E quando uma criança pergunta se pode fazer determinada coisa, eu tento dizer Sim.
Se estou ocupada com algo e uma criança me pede para fazer algo para o qual precisa ajuda eu digo: "- Sim. Eu vou ajudar-te assim que eu terminar o que estou a fazer ".
Se a criança se queixar de que ela quer fazer agora, podemos resolver o assunto em conjunto sem entrar em grandes explicações ou discussões.
"- Podias pedir ajuda a um amigo, ou tentar fazê-lo sozinha. Ou então brincar com outra coisa até que eu tenha terminado".
Se a criança pede algo, e a resposta irá ser sempre não, então tento também dizer-lhe o que ela pode fazer. Como por exemplo:
"- Tu hoje podes ficar com a  bola vermelha"
Se isso for uma decepção tento ser compreensiva, ou então dizer "sim" usando a imaginação
"- Se eu tivesse outra bola verde, eu dava-ta, com certeza!"

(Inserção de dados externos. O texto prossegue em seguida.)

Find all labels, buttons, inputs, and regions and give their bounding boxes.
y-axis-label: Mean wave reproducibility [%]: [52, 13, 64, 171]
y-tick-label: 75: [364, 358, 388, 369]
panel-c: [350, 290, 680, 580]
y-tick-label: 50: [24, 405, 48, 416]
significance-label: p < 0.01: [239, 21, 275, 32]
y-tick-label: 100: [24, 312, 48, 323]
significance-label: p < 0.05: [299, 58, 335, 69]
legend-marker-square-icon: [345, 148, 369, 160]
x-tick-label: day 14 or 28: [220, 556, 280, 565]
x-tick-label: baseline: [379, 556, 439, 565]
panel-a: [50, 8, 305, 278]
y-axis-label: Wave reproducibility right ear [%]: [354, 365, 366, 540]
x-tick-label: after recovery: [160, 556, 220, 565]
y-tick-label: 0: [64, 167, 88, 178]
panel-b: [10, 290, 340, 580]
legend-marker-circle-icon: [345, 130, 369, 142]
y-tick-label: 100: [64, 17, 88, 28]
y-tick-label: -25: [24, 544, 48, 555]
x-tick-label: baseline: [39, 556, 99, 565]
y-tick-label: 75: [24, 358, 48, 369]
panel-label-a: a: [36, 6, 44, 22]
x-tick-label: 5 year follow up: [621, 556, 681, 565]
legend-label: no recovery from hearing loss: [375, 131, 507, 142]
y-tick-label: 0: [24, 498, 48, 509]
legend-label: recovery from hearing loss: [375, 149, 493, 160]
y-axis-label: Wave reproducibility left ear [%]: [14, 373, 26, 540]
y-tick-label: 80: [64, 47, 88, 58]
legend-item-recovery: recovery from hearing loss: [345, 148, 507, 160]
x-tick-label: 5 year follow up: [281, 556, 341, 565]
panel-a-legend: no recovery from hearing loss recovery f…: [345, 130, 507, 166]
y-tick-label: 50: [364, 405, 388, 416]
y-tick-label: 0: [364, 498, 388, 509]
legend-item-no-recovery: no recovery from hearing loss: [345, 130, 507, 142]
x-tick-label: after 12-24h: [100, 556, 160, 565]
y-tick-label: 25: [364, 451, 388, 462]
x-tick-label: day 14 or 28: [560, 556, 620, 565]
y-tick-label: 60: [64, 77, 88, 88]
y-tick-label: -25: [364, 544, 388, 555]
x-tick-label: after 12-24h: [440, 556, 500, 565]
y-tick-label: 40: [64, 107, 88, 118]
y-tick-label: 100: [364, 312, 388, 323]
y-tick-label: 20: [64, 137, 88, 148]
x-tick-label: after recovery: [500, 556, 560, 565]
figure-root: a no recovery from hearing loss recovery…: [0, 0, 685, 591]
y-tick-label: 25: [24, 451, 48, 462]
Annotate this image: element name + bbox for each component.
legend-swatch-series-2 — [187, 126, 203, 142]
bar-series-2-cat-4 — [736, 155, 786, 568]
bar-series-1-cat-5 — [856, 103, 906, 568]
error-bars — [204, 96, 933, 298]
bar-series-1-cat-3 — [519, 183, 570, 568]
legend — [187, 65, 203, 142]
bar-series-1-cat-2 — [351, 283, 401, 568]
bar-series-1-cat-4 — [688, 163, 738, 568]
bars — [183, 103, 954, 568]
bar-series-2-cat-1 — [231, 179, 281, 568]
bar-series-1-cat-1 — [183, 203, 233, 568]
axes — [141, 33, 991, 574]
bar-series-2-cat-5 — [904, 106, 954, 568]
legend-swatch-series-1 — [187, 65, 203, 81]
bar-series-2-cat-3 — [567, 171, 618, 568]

Eu tento usar alternativas criativas e segui-las. Se a crianças continuar a  insistir, o que acontece frequentemente nos dias de hoje, pois a capacidade de  espera é algo que se está a perder. Entro numa conversa que a tente dissuadir da ideia:
Eu: "-Na verdade, se eu tivesse duas bolas verdes, eu teria uma para ti e uma para mim. E se nós tivéssemos três bolas verdes, a quem daríamos a terceira?”
Criança: “- E se tivéssemos uma sala cheia de bolas?”
Eu: “- Poderíamos levá-las para o jardim e dar uma a cada criança! Ia ser muito divertido. Vamos ver quem está no jardim?  "
E aí a insistência por certo desapareceu.

Conclusão?
A razão pela qual eu tento evitar dizer pára, não faças isso e não, não é porque vou destruir a auto-estima da criança, apesar de por certo ser um inibidor da criatividade e da capacidade exploratória, mas isso poderemos falar noutra altura.
Faço-o simplesmente porque é significativamente mais eficaz do que as alternativas, e essencialmente porque gosto mais do tempo que passo com as crianças quando  não estou a dizer não o tempo todo!